Appeal from an order of the Family Court of Delaware County (Estes, J.), entered March 25, 1991, which partially dismissed petitioner’s application, in a proceeding *414pursuant to Family Court Act article 10, to adjudicate respondents’ children to be neglected.
A petition was filed against respondents alleging that they had neglected their two minor children. Upon the consent by respondent Rosalie T. to a finding of neglect against her pursuant to Family Court Act § 1051 (a), the proceedings were severed. Rosalie’s uncontroverted testimony, given thereafter at an inquest held upon the default by respondent Byron T. (hereinafter respondent), was that respondent frequently consumed alcoholic beverages during the 13 years that he and Rosalie were together, that when he did so he would become abusive with her, threatening her and hitting her in the presence of the children, and occasionally yelling at one of the children. Nonetheless, Family Court rejected the Law Guardian’s recommendation made at the conclusion of the inquest that a finding of neglect based upon excessive misuse of alcohol be issued (Family Ct Act § 1046 [a] [iii]). Instead, the court dismissed the petition as to respondent for failure to establish a prima facie case of neglect. This appeal by petitioner ensued. In our view, Family Court erred as a matter of law in basing its decision upon petitioner’s failure to present any evidence of impairment of the physical, mental or emotional condition of either of the children or of imminent danger of such impairment pursuant to Family Court Act § 1012 (f) (i); accordingly, we reverse.
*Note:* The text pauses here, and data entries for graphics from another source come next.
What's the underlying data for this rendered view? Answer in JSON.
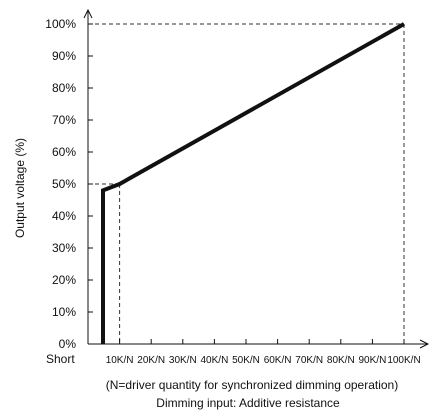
{
  "chart_data": {
    "type": "line",
    "ylabel": "Output voltage (%)",
    "xlabel": "Dimming input: Additive resistance",
    "x_note": "(N=driver quantity for synchronized dimming operation)",
    "x_start_label": "Short",
    "x_ticks": [
      "10K/N",
      "20K/N",
      "30K/N",
      "40K/N",
      "50K/N",
      "60K/N",
      "70K/N",
      "80K/N",
      "90K/N",
      "100K/N"
    ],
    "x_tick_values": [
      10,
      20,
      30,
      40,
      50,
      60,
      70,
      80,
      90,
      100
    ],
    "y_ticks": [
      "0%",
      "10%",
      "20%",
      "30%",
      "40%",
      "50%",
      "60%",
      "70%",
      "80%",
      "90%",
      "100%"
    ],
    "y_tick_values": [
      0,
      10,
      20,
      30,
      40,
      50,
      60,
      70,
      80,
      90,
      100
    ],
    "xlim": [
      0,
      100
    ],
    "ylim": [
      0,
      100
    ],
    "series": [
      {
        "points": [
          [
            0,
            0
          ],
          [
            0,
            48
          ],
          [
            10,
            50
          ],
          [
            100,
            100
          ]
        ]
      }
    ],
    "reference_lines": {
      "y_at_50": 50,
      "x_at_10": 10,
      "y_at_100": 100,
      "x_at_100": 100
    },
    "grid": false
  }
}
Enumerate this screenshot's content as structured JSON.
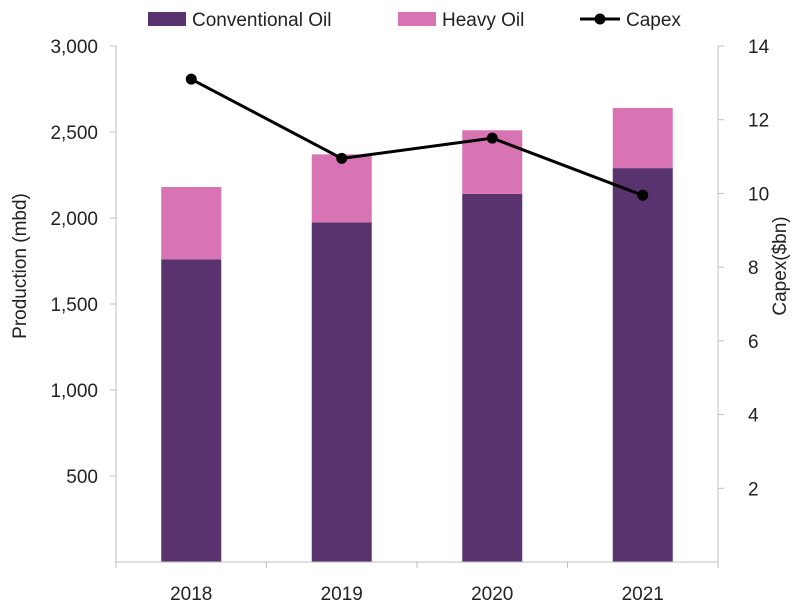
{
  "chart_data": {
    "type": "bar",
    "stacked": true,
    "categories": [
      "2018",
      "2019",
      "2020",
      "2021"
    ],
    "series": [
      {
        "name": "Conventional Oil",
        "type": "bar",
        "axis": "left",
        "color": "#58336E",
        "values": [
          1760,
          1975,
          2140,
          2290
        ]
      },
      {
        "name": "Heavy Oil",
        "type": "bar",
        "axis": "left",
        "color": "#D873B4",
        "values": [
          420,
          395,
          370,
          350
        ]
      },
      {
        "name": "Capex",
        "type": "line",
        "axis": "right",
        "color": "#000000",
        "values": [
          13.1,
          10.95,
          11.5,
          9.95
        ]
      }
    ],
    "ylabel": "Production (mbd)",
    "y2label": "Capex($bn)",
    "ylim": [
      0,
      3000
    ],
    "y2lim": [
      0,
      14
    ],
    "yticks": [
      "500",
      "1,000",
      "1,500",
      "2,000",
      "2,500",
      "3,000"
    ],
    "y2ticks": [
      "2",
      "4",
      "6",
      "8",
      "10",
      "12",
      "14"
    ],
    "legend_position": "top",
    "grid": false
  }
}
Unlike Family Court Act §1012 (f) (i), which defines a neglected child in terms of either actual impairment of a child’s physical condition or the imminent danger of such impairment, Family Court Act § 1046 (a) (iii), which deals specifically with children of a parent who repeatedly misuses alcohol, does not require such proof (see, Matter of Stefanel Tyesha C., 157 AD2d 322, 326, Matter of "Male” R., 102 Misc 2d 1, 7). In that circumstance, proof that a caretaker "repeatedly misuses * * * alcoholic beverages, to the extent that it has or would ordinarily have the effect of producing in the user thereof a substantial state of * * * intoxication * * * or incompetence, or a substantial impairment of judgment, or a substantial manifestation of irrationality * * * except * * * when such person is voluntarily and regularly participating in a recognized rehabilitative program” is prima facie evidence of neglect (Family Ct Act § 1046 [a] [iii]; see, Matter of Synovia G., 163 AD2d 257).
Rosalie’s testimony that respondent "drank a lot” for the 13 years that they were together is proof of his repeated misuse of alcoholic beverages; her testimony that when he did so he *415physically abused her and threatened her life in the presence of the children, at the very least, evinces "a substantial impairment of judgment, or a substantial manifestation of irrationality”. Given the facts presented, and the complete absence of any contradictory or rebuttal evidence or any proof that respondent during such periods was voluntarily and regularly participating in a recognized rehabilitative program, Family Court erred, as a matter of law, in failing to apply Family Court Act § 1046 (a) (iii). Accordingly, we find a prima facie case of neglect by respondent and remit the matter to Family Court for a dispositional hearing.
Mikoll, J. P., Mercure, Crew III and Casey, JJ., concur. Ordered that the order is modified on the law, without costs, by reversing so much thereof as dismissed the petition regarding respondent Byron T.; petition granted against said respondent and matter remitted to the Family Court of Delaware County for further proceedings not inconsistent with this court’s decision; and, as so modified, affirmed.